Should’ve listened to Fatboy Slim: a review of Brian Keene’s The Conqueror Worms
It’s October! Which means I’m gonna be jumping on the Halloween bandwagon and doing a bunch of horror-themed stuff for the next month, because…well, why not? I even planned ahead a little bit, and began reading horror stuff over the weekend, but I finished the book on the first, so that still counts, right?
In any case, let’s have a go at Brian Keene’s The Conqueror Worms.
Back in the 50’s, I imagine it was easy to make a giant monster movie. Giant ants, giant lizards, giant tarantulas- basically, all the really creepy animals were still available. As time went on, movies went to other animals like shrews, or rabbits, or frogs, or whatever.
Fast forward to 2006, at which Brian Keene says “I bet nobody’s done giant worms before!”
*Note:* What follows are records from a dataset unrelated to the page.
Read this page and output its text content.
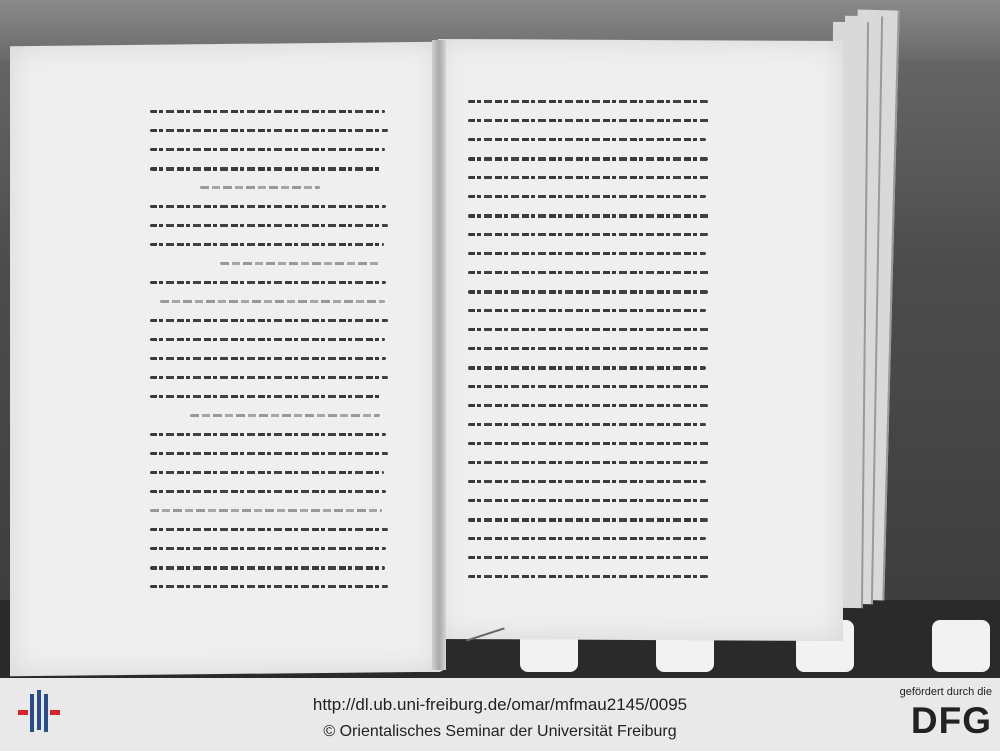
http://dl.ub.uni-freiburg.de/omar/mfmau2145/0095
© Orientalisches Seminar der Universität Freiburg
gefördert durch die
DFG
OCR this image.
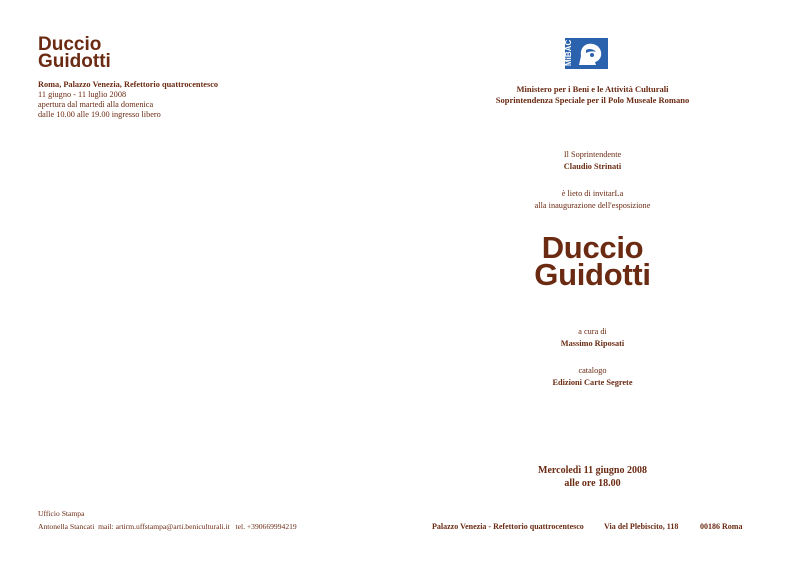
Duccio
Guidotti
Roma, Palazzo Venezia, Refettorio quattrocentesco
11 giugno - 11 luglio 2008
apertura dal martedì alla domenica
dalle 10.00 alle 19.00 ingresso libero
Ufficio Stampa
Antonella Stancati  mail: artirm.uffstampa@arti.beniculturali.it   tel. +390669994219
MiBAC
Ministero per i Beni e le Attività Culturali
Soprintendenza Speciale per il Polo Museale Romano
Il Soprintendente
Claudio Strinati
è lieto di invitarLa
alla inaugurazione dell'esposizione
Duccio
Guidotti
a cura di
Massimo Riposati
catalogo
Edizioni Carte Segrete
Mercoledì 11 giugno 2008
alle ore 18.00
Palazzo Venezia - Refettorio quattrocentesco	Via del Plebiscito, 118	00186 Roma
I first learned of Brian Keene from my good friend Jeremy (of A Brew to a Kill), but I haven’t had the chance to sit down and read any of his work until just now. And because ‘giant apocalyptic earthworms’ seemed like a rather interesting take on things, I figured I’d check him out.
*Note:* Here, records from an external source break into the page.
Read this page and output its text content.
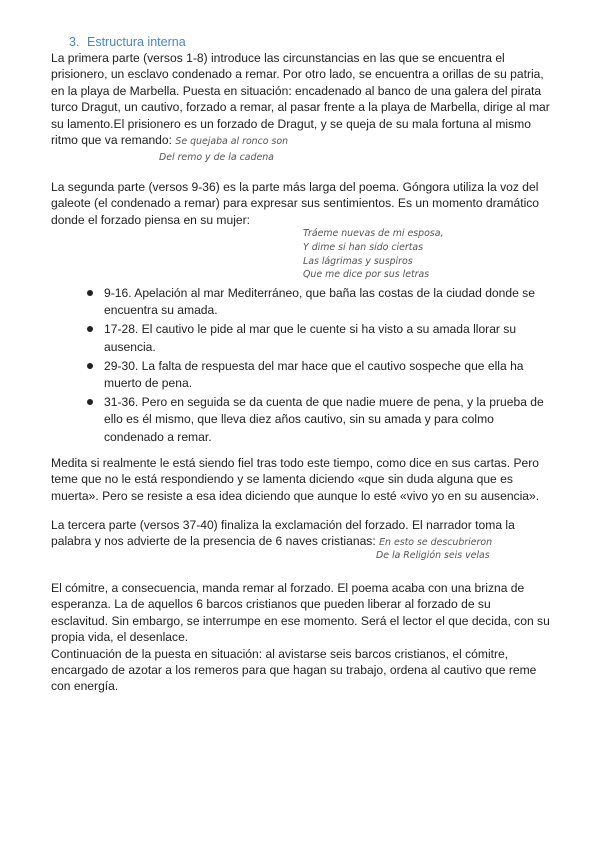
3. Estructura interna
La primera parte (versos 1-8) introduce las circunstancias en las que se encuentra el
prisionero, un esclavo condenado a remar. Por otro lado, se encuentra a orillas de su patria,
en la playa de Marbella. Puesta en situación: encadenado al banco de una galera del pirata
turco Dragut, un cautivo, forzado a remar, al pasar frente a la playa de Marbella, dirige al mar
su lamento.El prisionero es un forzado de Dragut, y se queja de su mala fortuna al mismo
ritmo que va remando: Se quejaba al ronco son
Del remo y de la cadena
La segunda parte (versos 9-36) es la parte más larga del poema. Góngora utiliza la voz del
galeote (el condenado a remar) para expresar sus sentimientos. Es un momento dramático
donde el forzado piensa en su mujer:
Tráeme nuevas de mi esposa,
Y dime si han sido ciertas
Las lágrimas y suspiros
Que me dice por sus letras
9-16. Apelación al mar Mediterráneo, que baña las costas de la ciudad donde se
encuentra su amada.
17-28. El cautivo le pide al mar que le cuente si ha visto a su amada llorar su
ausencia.
29-30. La falta de respuesta del mar hace que el cautivo sospeche que ella ha
muerto de pena.
31-36. Pero en seguida se da cuenta de que nadie muere de pena, y la prueba de
ello es él mismo, que lleva diez años cautivo, sin su amada y para colmo
condenado a remar.
Medita si realmente le está siendo fiel tras todo este tiempo, como dice en sus cartas. Pero
teme que no le está respondiendo y se lamenta diciendo «que sin duda alguna que es
muerta». Pero se resiste a esa idea diciendo que aunque lo esté «vivo yo en su ausencia».
La tercera parte (versos 37-40) finaliza la exclamación del forzado. El narrador toma la
palabra y nos advierte de la presencia de 6 naves cristianas: En esto se descubrieron
De la Religión seis velas
El cómitre, a consecuencia, manda remar al forzado. El poema acaba con una brizna de
esperanza. La de aquellos 6 barcos cristianos que pueden liberar al forzado de su
esclavitud. Sin embargo, se interrumpe en ese momento. Será el lector el que decida, con su
propia vida, el desenlace.
Continuación de la puesta en situación: al avistarse seis barcos cristianos, el cómitre,
encargado de azotar a los remeros para que hagan su trabajo, ordena al cautivo que reme
con energía.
And to be honest? I wasn’t too impressed.
The book (at least two thirds of it) is written from the perspective of one Teddy Garnett, a surprisingly spry 80 year old man. It’s written as if it were the final account of a dying man, which is a pretty common trope- common enough for me to look past the question of ‘How did he have enough time to write 300-some pages of stuff before keeling over?’ The thing is, Teddy says he’s not much of a writer on the first page of the book, which just kind of seems like a metatextual cop-out. I’m not expecting anything brilliant from a book about giant worms, but at the same time, bringing up the quality (or lack therof) of your work from page one isn’t the best way to start things.
In any case, the setting of the book is fairly straightforward; for whatever reason, the entire world is blanketed in rain for 40 days, which floods just about everything except for the very tallest mountains across the world. And, y’know how when it rains really hard, you see a bunch of earthworms crawling across the sidewalks, so they don’t drown? Well, it’s like that, only the earthworms are the size of buses, and they eat people.
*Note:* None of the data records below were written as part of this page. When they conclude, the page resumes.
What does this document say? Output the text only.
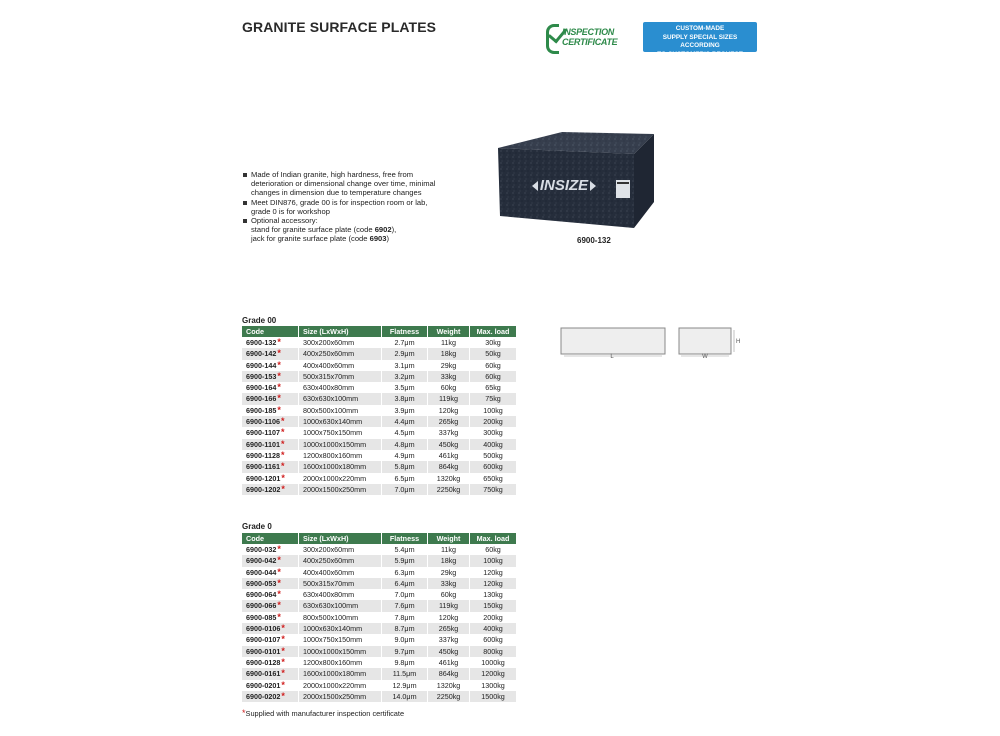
GRANITE SURFACE PLATES	INSPECTION
CERTIFICATE
CUSTOM-MADE
SUPPLY SPECIAL SIZES ACCORDING
TO CUSTOMER'S REQUEST
INSIZE
6900-132
Made of Indian granite, high hardness, free from deterioration or dimensional change over time, minimal changes in dimension due to temperature changes
Meet DIN876, grade 00 is for inspection room or lab, grade 0 is for workshop
Optional accessory:
stand for granite surface plate (code 6902),
jack for granite surface plate (code 6903)
L	W
H
Grade 00
Code	Size (LxWxH)	Flatness	Weight	Max. load
6900-132*	300x200x60mm	2.7μm	11kg	30kg
6900-142*	400x250x60mm	2.9μm	18kg	50kg
6900-144*	400x400x60mm	3.1μm	29kg	60kg
6900-153*	500x315x70mm	3.2μm	33kg	60kg
6900-164*	630x400x80mm	3.5μm	60kg	65kg
6900-166*	630x630x100mm	3.8μm	119kg	75kg
6900-185*	800x500x100mm	3.9μm	120kg	100kg
6900-1106*	1000x630x140mm	4.4μm	265kg	200kg
6900-1107*	1000x750x150mm	4.5μm	337kg	300kg
6900-1101*	1000x1000x150mm	4.8μm	450kg	400kg
6900-1128*	1200x800x160mm	4.9μm	461kg	500kg
6900-1161*	1600x1000x180mm	5.8μm	864kg	600kg
6900-1201*	2000x1000x220mm	6.5μm	1320kg	650kg
6900-1202*	2000x1500x250mm	7.0μm	2250kg	750kg
Grade 0
Code	Size (LxWxH)	Flatness	Weight	Max. load
6900-032*	300x200x60mm	5.4μm	11kg	60kg
6900-042*	400x250x60mm	5.9μm	18kg	100kg
6900-044*	400x400x60mm	6.3μm	29kg	120kg
6900-053*	500x315x70mm	6.4μm	33kg	120kg
6900-064*	630x400x80mm	7.0μm	60kg	130kg
6900-066*	630x630x100mm	7.6μm	119kg	150kg
6900-085*	800x500x100mm	7.8μm	120kg	200kg
6900-0106*	1000x630x140mm	8.7μm	265kg	400kg
6900-0107*	1000x750x150mm	9.0μm	337kg	600kg
6900-0101*	1000x1000x150mm	9.7μm	450kg	800kg
6900-0128*	1200x800x160mm	9.8μm	461kg	1000kg
6900-0161*	1600x1000x180mm	11.5μm	864kg	1200kg
6900-0201*	2000x1000x220mm	12.9μm	1320kg	1300kg
6900-0202*	2000x1500x250mm	14.0μm	2250kg	1500kg
*Supplied with manufacturer inspection certificate
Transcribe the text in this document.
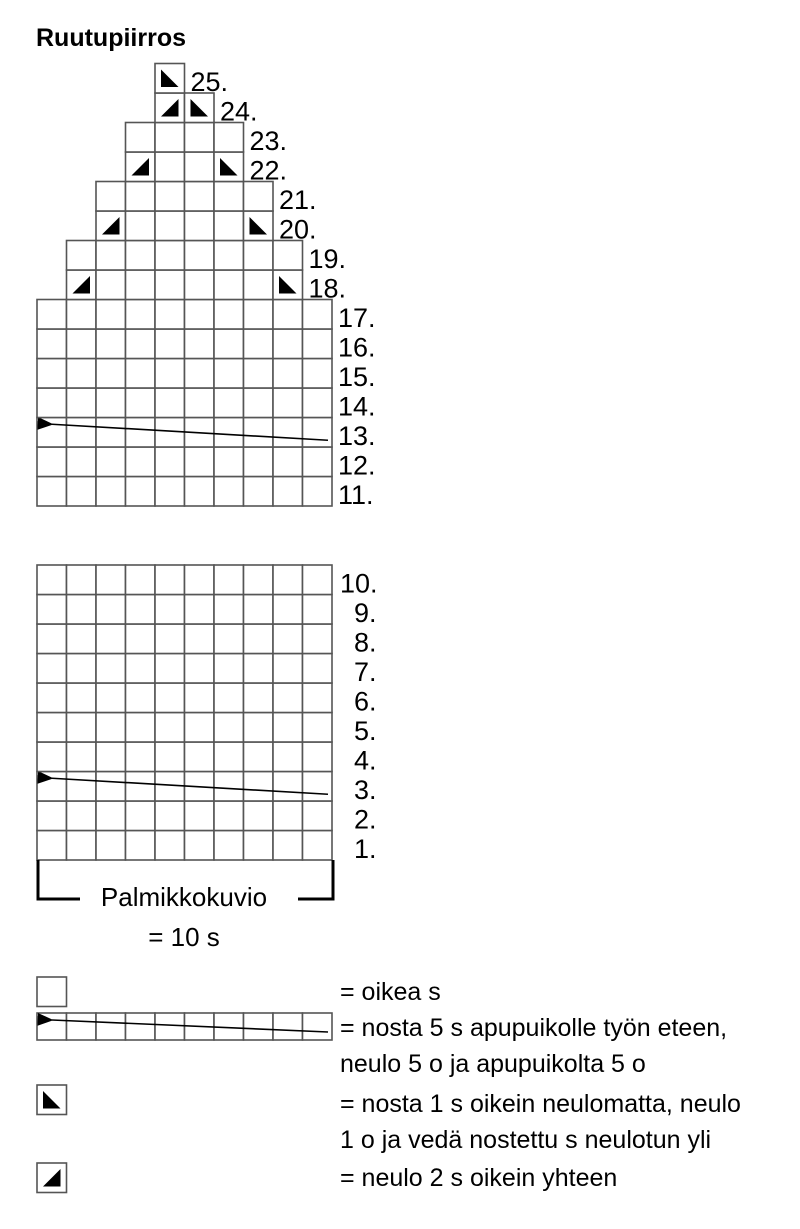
Ruutupiirros
11.
12.
13.
14.
15.
16.
17.
18.
19.
20.
21.
22.
23.
24.
25.
1.
2.
3.
4.
5.
6.
7.
8.
9.
10.
Palmikkokuvio
= 10 s
= oikea s
= nosta 5 s apupuikolle työn eteen,
neulo 5 o ja apupuikolta 5 o
= nosta 1 s oikein neulomatta, neulo
1 o ja vedä nostettu s neulotun yli
= neulo 2 s oikein yhteen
Not exactly deep literature here, folks.
This said, the eternal-rain of the setting actually makes for a fairly interesting apocalypse, as you’re left to wonder how things would work with water getting into everything. Keene does a rather good job of emphasizing how wet and cold and miserable such an environment would be. Heck, I’ve been through big storms where it’d rain pretty constantly for a week, and even then I felt a little stir-crazy after a just a few days, much less something on a biblical scale.
The problem is, apart from a thoroughly wet and muddy setting, Keene doesn’t really do anything with the premise. Nothing new, at least. Keene hits all the notes one comes to expect from a post apocalyptic tale: the lone survivor, the doomed outpost of civilization, the hoarding of supplies (and the shortage of modern luxuries), despair, suicide, isolation and so on.
The tropes come even thicker when we get to the middle chunk of the novel, in which another survivor tells Teddy a story of disaster and survival in Baltimore. As a coastal city, Baltimore didn’t get hit with worms- instead, they wound up dealing with an evil mermaid, and then a giant evil octopus, complete with cultists and Lovecraft references. It was a perfectly serviceable ‘rise of the old ones’ kind of story, but it feels just a bit out of place, like Keene didn’t have enough ideas for giant worms, so he hammered out some stuff about evil cultists and a giant squid. It’s like watching The Walking Dead through a fishbowl. I guess that’s what happens when the cultists get their way, instead of getting blown up by Mack Bolan.
Maybe I went in with my expectations too high, or maybe The Conqueror Worms just isn’t Keene’s best work. As I said before, it hits all the expected tropes, but it doesn’t really do anything new with them. Just compared to stuff I’ve read over the last year, Keene’s not as grotesque as Mieville, not as post apocalyptic as Clines, and not as Lovecraftian as Stross.
But again, this book is about giant worms eating people, so it at least delivers on that. I get the feeling Keene set out to do just that- nothing more, nothing less. Of course, given how worms are pretty much down there at the bottom of the food chain, I’d love to see Keene write a sequel where the worms are eaten by a giant bird or something.